AHMET KURT – Vay, vay, vay, vay! Erman’a bak! Yaktı Fenerbahçe’yi. Allem etti, kallem etti, bozdu koskoca Fenerbahçe Ülker’in oyun düzenini. Dize getirdi temsilcimizi. Oysa… Ne de güzel gidiyordu Fenerbahçe’de işler: THY Eurolig’deki ilk dört maçının dördünü de kazanmıştı. Düzgün kimyası, iyi gözüken koçu, Aydın Örs’ün perde arkasından sızan disiplini ve gücü umutlandırıyordu hepimizi. ‘Nihayet’ demeye başlamıştık, ‘Ülkemiz takımlarından biri dörtlü finale gidebilecek galiba…’ Ama.. Çıt! Kırıldı Fenerbahçe’nin o ünlü savunma direnci. Erman Kunter iyi incelemiş Fenerbahçe’yi. Elindeki sokak basketbolcularına, onların en iyi yapabildiği şeyi bir düzen içinde yaptırarak şaşırttı Spahija’yı: Baskı kurabilmek için sete yerleşmesini bekleyen rakibine ilk toplarla hücum ederek dengelerini bozdu. Savunmada da çeşitli alan savunmaları hazırlamış: Birinden diğerine geçerek karıştırdı kafalarını…

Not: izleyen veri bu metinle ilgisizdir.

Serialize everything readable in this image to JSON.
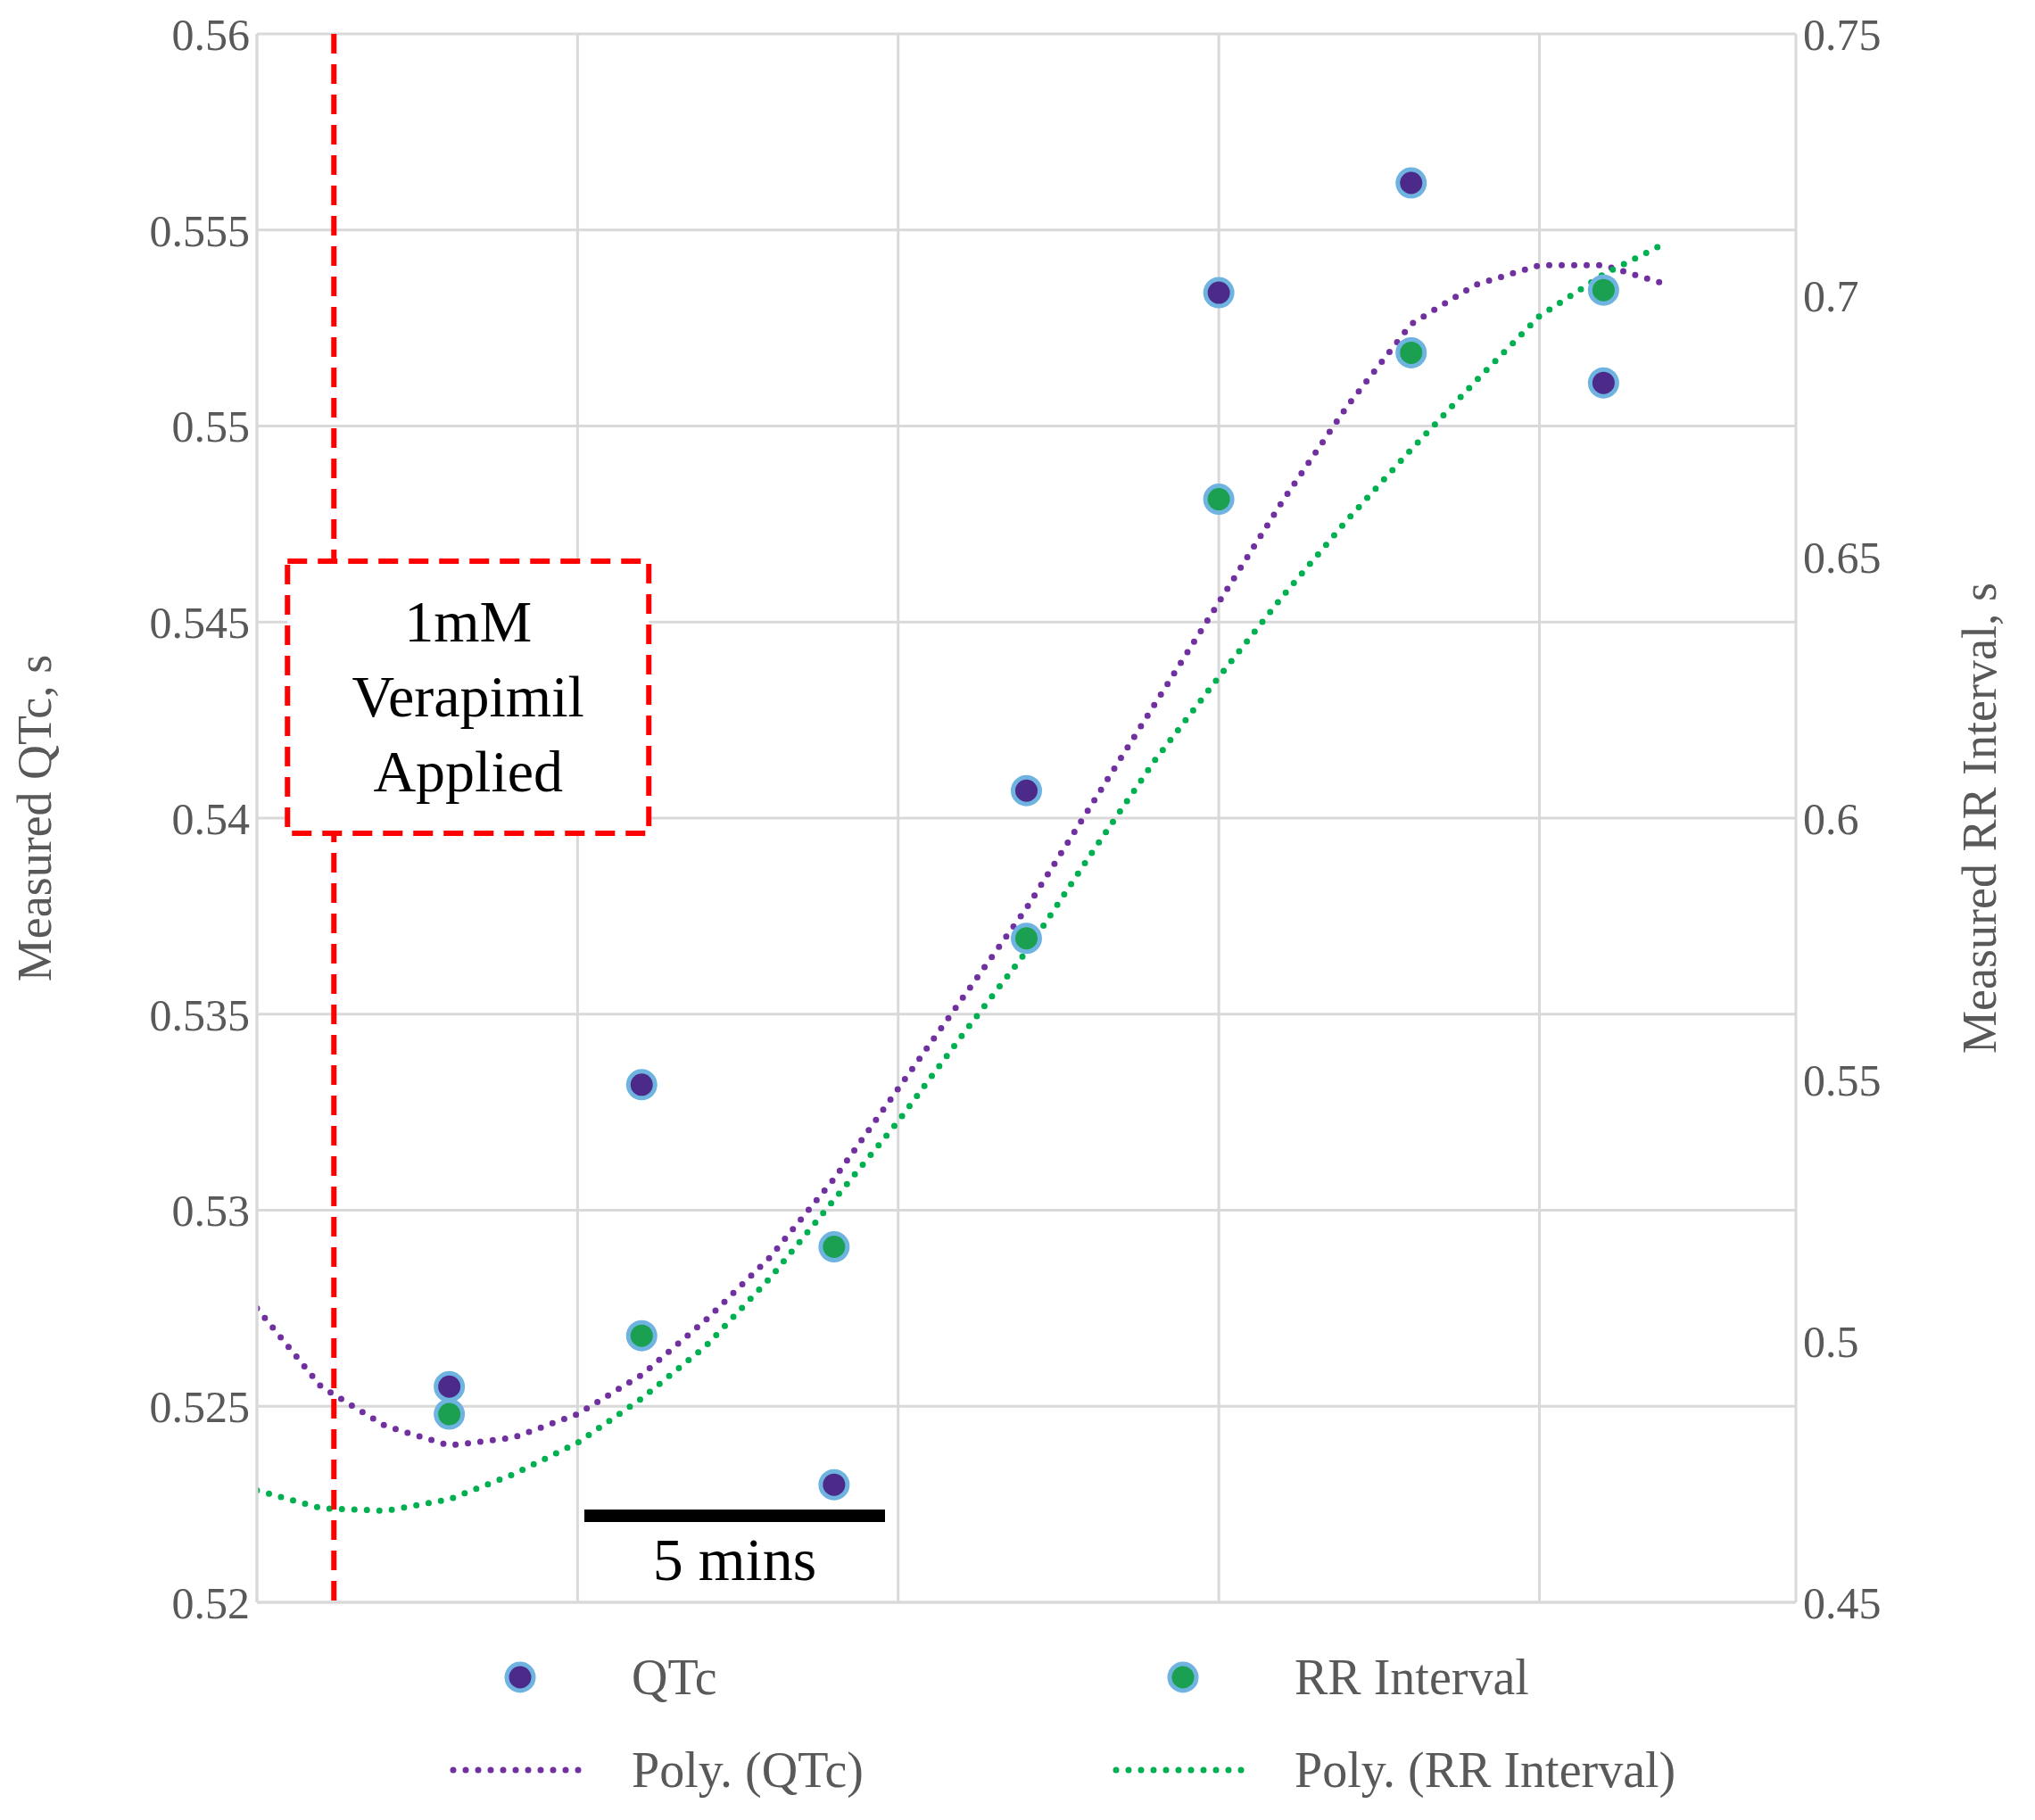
{
  "chart_data": {
    "type": "scatter",
    "ylabel": "Measured QTc, s",
    "y2label": "Measured RR Interval, s",
    "categories": [
      null,
      null,
      null,
      null,
      null,
      null,
      null,
      null,
      null,
      null,
      null,
      null,
      null,
      null,
      null,
      null,
      null,
      null,
      null,
      null,
      null,
      null,
      null,
      null,
      null
    ],
    "ylim": [
      0.52,
      0.56
    ],
    "yticks": [
      0.52,
      0.525,
      0.53,
      0.535,
      0.54,
      0.545,
      0.55,
      0.555,
      0.56
    ],
    "y2lim": [
      0.45,
      0.75
    ],
    "y2ticks": [
      0.45,
      0.5,
      0.55,
      0.6,
      0.65,
      0.7,
      0.75
    ],
    "grid": true,
    "legend": "bottom",
    "series": [
      {
        "name": "QTc",
        "color": "#4b2a8a",
        "marker": "circle",
        "values": [
          null,
          null,
          null,
          0.5255,
          null,
          null,
          0.5332,
          null,
          null,
          0.523,
          null,
          null,
          0.5407,
          null,
          null,
          0.5534,
          null,
          null,
          0.5562,
          null,
          null,
          0.5511,
          null,
          null,
          null
        ]
      },
      {
        "name": "RR Interval",
        "color": "#1aa050",
        "marker": "circle",
        "axis": "y2",
        "values": [
          null,
          null,
          null,
          0.486,
          null,
          null,
          0.501,
          null,
          null,
          0.518,
          null,
          null,
          0.577,
          null,
          null,
          0.661,
          null,
          null,
          0.689,
          null,
          null,
          0.701,
          null,
          null,
          null
        ]
      },
      {
        "name": "Poly. (QTc)",
        "type": "line",
        "line_style": "dotted",
        "marker": "none",
        "color": "#7030a0",
        "values": [
          0.5275,
          0.5255,
          0.5245,
          0.524,
          0.5242,
          0.5248,
          0.5258,
          0.5272,
          0.5288,
          0.5308,
          0.5331,
          0.5354,
          0.5377,
          0.5403,
          0.5429,
          0.5455,
          0.5481,
          0.5505,
          0.5526,
          0.5536,
          0.5541,
          0.5541,
          0.5536,
          null,
          null
        ]
      },
      {
        "name": "Poly. (RR Interval)",
        "type": "line",
        "line_style": "dotted",
        "marker": "none",
        "color": "#00b050",
        "axis": "y2",
        "values": [
          0.4714,
          0.468,
          0.4675,
          0.4697,
          0.4745,
          0.4805,
          0.489,
          0.499,
          0.512,
          0.527,
          0.542,
          0.5585,
          0.5745,
          0.593,
          0.611,
          0.627,
          0.6425,
          0.657,
          0.6705,
          0.6835,
          0.696,
          0.704,
          0.7102,
          null,
          null
        ]
      }
    ],
    "annotations": [
      "1mM Verapimil Applied",
      "5 mins"
    ]
  }
}
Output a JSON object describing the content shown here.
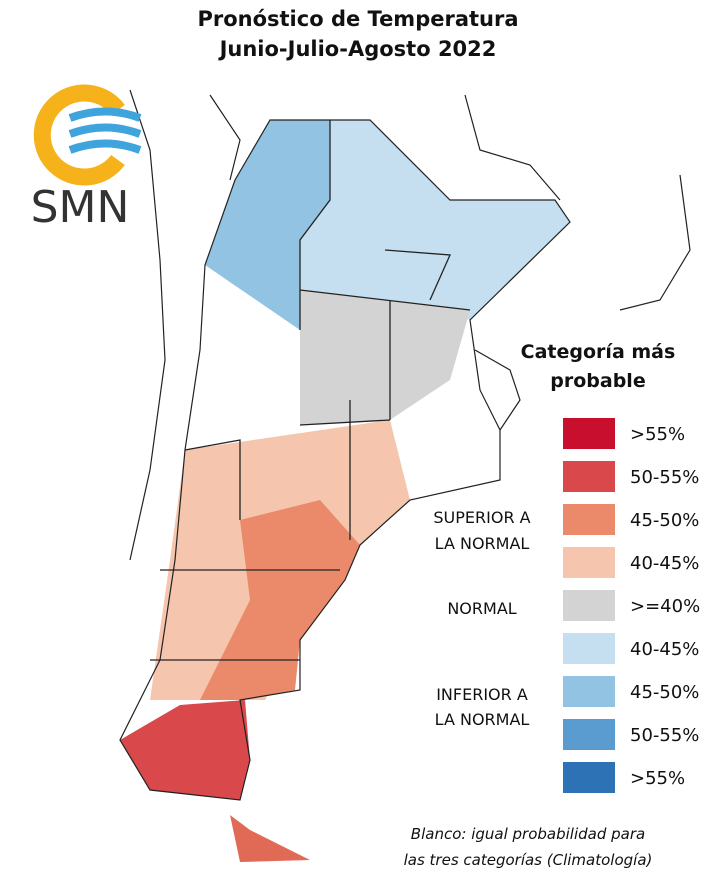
{
  "header": {
    "title_lines": [
      "Pronóstico de Temperatura",
      "Junio-Julio-Agosto 2022"
    ]
  },
  "logo": {
    "text": "SMN"
  },
  "legend": {
    "title_lines": [
      "Categoría más",
      "probable"
    ],
    "items": [
      {
        "label": ">55%",
        "color": "#c8102e"
      },
      {
        "label": "50-55%",
        "color": "#d9484a"
      },
      {
        "label": "45-50%",
        "color": "#eb8a6a"
      },
      {
        "label": "40-45%",
        "color": "#f5c6ad"
      },
      {
        "label": ">=40%",
        "color": "#d3d3d3"
      },
      {
        "label": "40-45%",
        "color": "#c6dff0"
      },
      {
        "label": "45-50%",
        "color": "#92c3e2"
      },
      {
        "label": "50-55%",
        "color": "#5a9ccf"
      },
      {
        "label": ">55%",
        "color": "#2c72b4"
      }
    ],
    "groups": [
      {
        "label_lines": [
          "SUPERIOR A",
          "LA NORMAL"
        ]
      },
      {
        "label_lines": [
          "NORMAL"
        ]
      },
      {
        "label_lines": [
          "INFERIOR A",
          "LA NORMAL"
        ]
      }
    ]
  },
  "footnote": {
    "lines": [
      "Blanco: igual probabilidad para",
      "las tres categorías (Climatología)"
    ]
  }
}
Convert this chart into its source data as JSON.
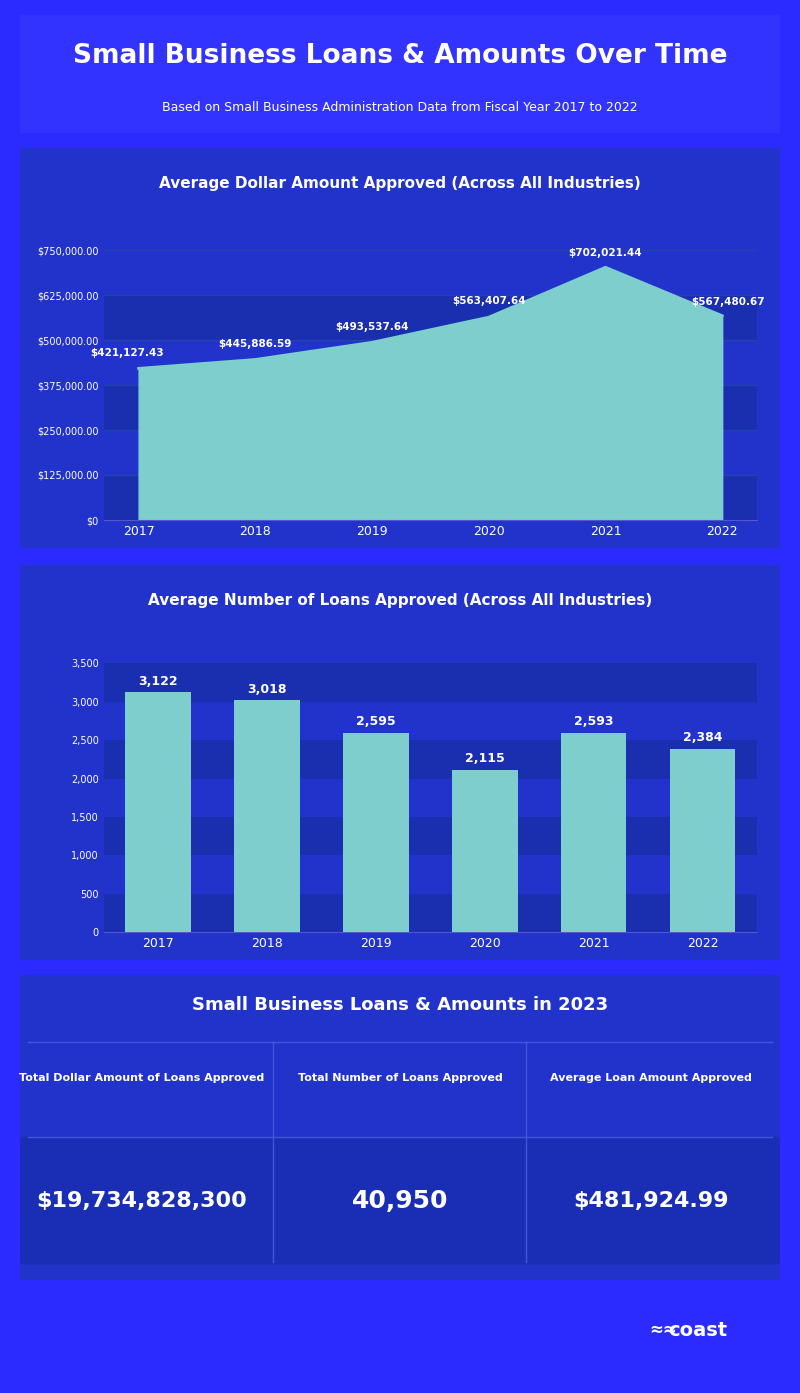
{
  "title": "Small Business Loans & Amounts Over Time",
  "subtitle": "Based on Small Business Administration Data from Fiscal Year 2017 to 2022",
  "bg_outer": "#2b2bff",
  "bg_panel": "#2020cc",
  "bg_chart": "#2233bb",
  "area_color": "#7ecece",
  "bar_color": "#7ecece",
  "text_color": "#ffffff",
  "years": [
    "2017",
    "2018",
    "2019",
    "2020",
    "2021",
    "2022"
  ],
  "avg_dollar": [
    421127.43,
    445886.59,
    493537.64,
    563407.64,
    702021.44,
    567480.67
  ],
  "avg_loans": [
    3122,
    3018,
    2595,
    2115,
    2593,
    2384
  ],
  "chart1_title": "Average Dollar Amount Approved (Across All Industries)",
  "chart2_title": "Average Number of Loans Approved (Across All Industries)",
  "chart1_yticks": [
    0,
    125000,
    250000,
    375000,
    500000,
    625000,
    750000
  ],
  "chart1_ytick_labels": [
    "$0",
    "$125,000.00",
    "$250,000.00",
    "$375,000.00",
    "$500,000.00",
    "$625,000.00",
    "$750,000.00"
  ],
  "chart2_yticks": [
    0,
    500,
    1000,
    1500,
    2000,
    2500,
    3000,
    3500
  ],
  "chart2_ytick_labels": [
    "0",
    "500",
    "1,000",
    "1,500",
    "2,000",
    "2,500",
    "3,000",
    "3,500"
  ],
  "section2023_title": "Small Business Loans & Amounts in 2023",
  "col1_label": "Total Dollar Amount of Loans Approved",
  "col2_label": "Total Number of Loans Approved",
  "col3_label": "Average Loan Amount Approved",
  "col1_value": "$19,734,828,300",
  "col2_value": "40,950",
  "col3_value": "$481,924.99",
  "footer_logo": "coast"
}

Neyse! Bunlar teknik detaylar. Bizim ise sormak istediğimiz farklı bir şey var: Koskocaman Türkiye, Erman Kunter’in hakkını teslim edebilmek için Fenerbahçe maçını mı bekliyordu? Gazeteler söz birliği etmişçesine manşet atmışlar: ‘Erman Fener’i yaktı!’ İyi mi bu yoksa kötü mü? Ülkede milyonlarca Fenerbahçe taraftarı var. Bir de bizim gibi, Fenerbahçe Ülker’in Avrupa’da başarılı olmasını heyecanla bekleyen milyonlar var. Yakmış Erman Fener’i(!) Lütfen söyleyin beyler: İyi bir haber miydi bu sizce? Bir yanda Türk bir antrenörün küçücük bütçeli bir takımı ile yarattığı Fransa mucizesi var, diğer yanda ise adını koyduğumuz bir ligde (Turkish Airlines Euroleague) şampiyonluk beklediğimiz bir takımımız var. Maçı izlerken bir oraya gitti yüreğimiz bir buraya. Aynen maçı TV’den yorumlayan Beşiktaş’tan eski takım arkadaşımız İhsan Bayülken gibi. Erman’ın başarılı olmasını o da istemiştir büyük bir olasılıkla ama bir yanda da Fenerbahçe ve NTV olunca, bence, fazlasıyla objektif(!) kaldı İhsan kardeşim! Maçı dinlerken Fenerbahçe’nin nasıl yenildiğini anladım da, yorumcu İhsan’ın, Erman Abi’sinin galibiyetteki katkısını görmezden gelişinin nedenlerini anlayamadım…
Bu işler böyle galiba. Futbolda da aynısı oluyor: Gaziantep, Fenerbahçe’yi yenince, yalnızca Fenerbahçe’nin niçin yenildiği konuşuluyor. Gaziantep’ten söz eden olmuyor, falan filan… Ancak.. bence bu durumun Türkiye’deki tek istisnası Fatih Terim’dir. Eğer Gaziantep’i çalıştıran teknik adam Terim olursa, bu ‘mucize’nin yankıları üç büyüklerin yenilgisinin önüne geçebilir… Düşleyin şimdi: Terim sıradan bir Fransa takımını Fransa şampiyonu yapmış ve yirmide bir bütçeli o takımla Fenerbahçe’yi dize getirmiş… Breh, breh, breh! Yer yerinden oynardı Türkiye’de. Oysa.. ‘Futbol’ yerine ‘basketbol’ yazıp, ‘Terim’ yerine de ‘Kunter’ adını koyunca, pek bir şey olmuyor gördüğünüz gibi. Neden acaba?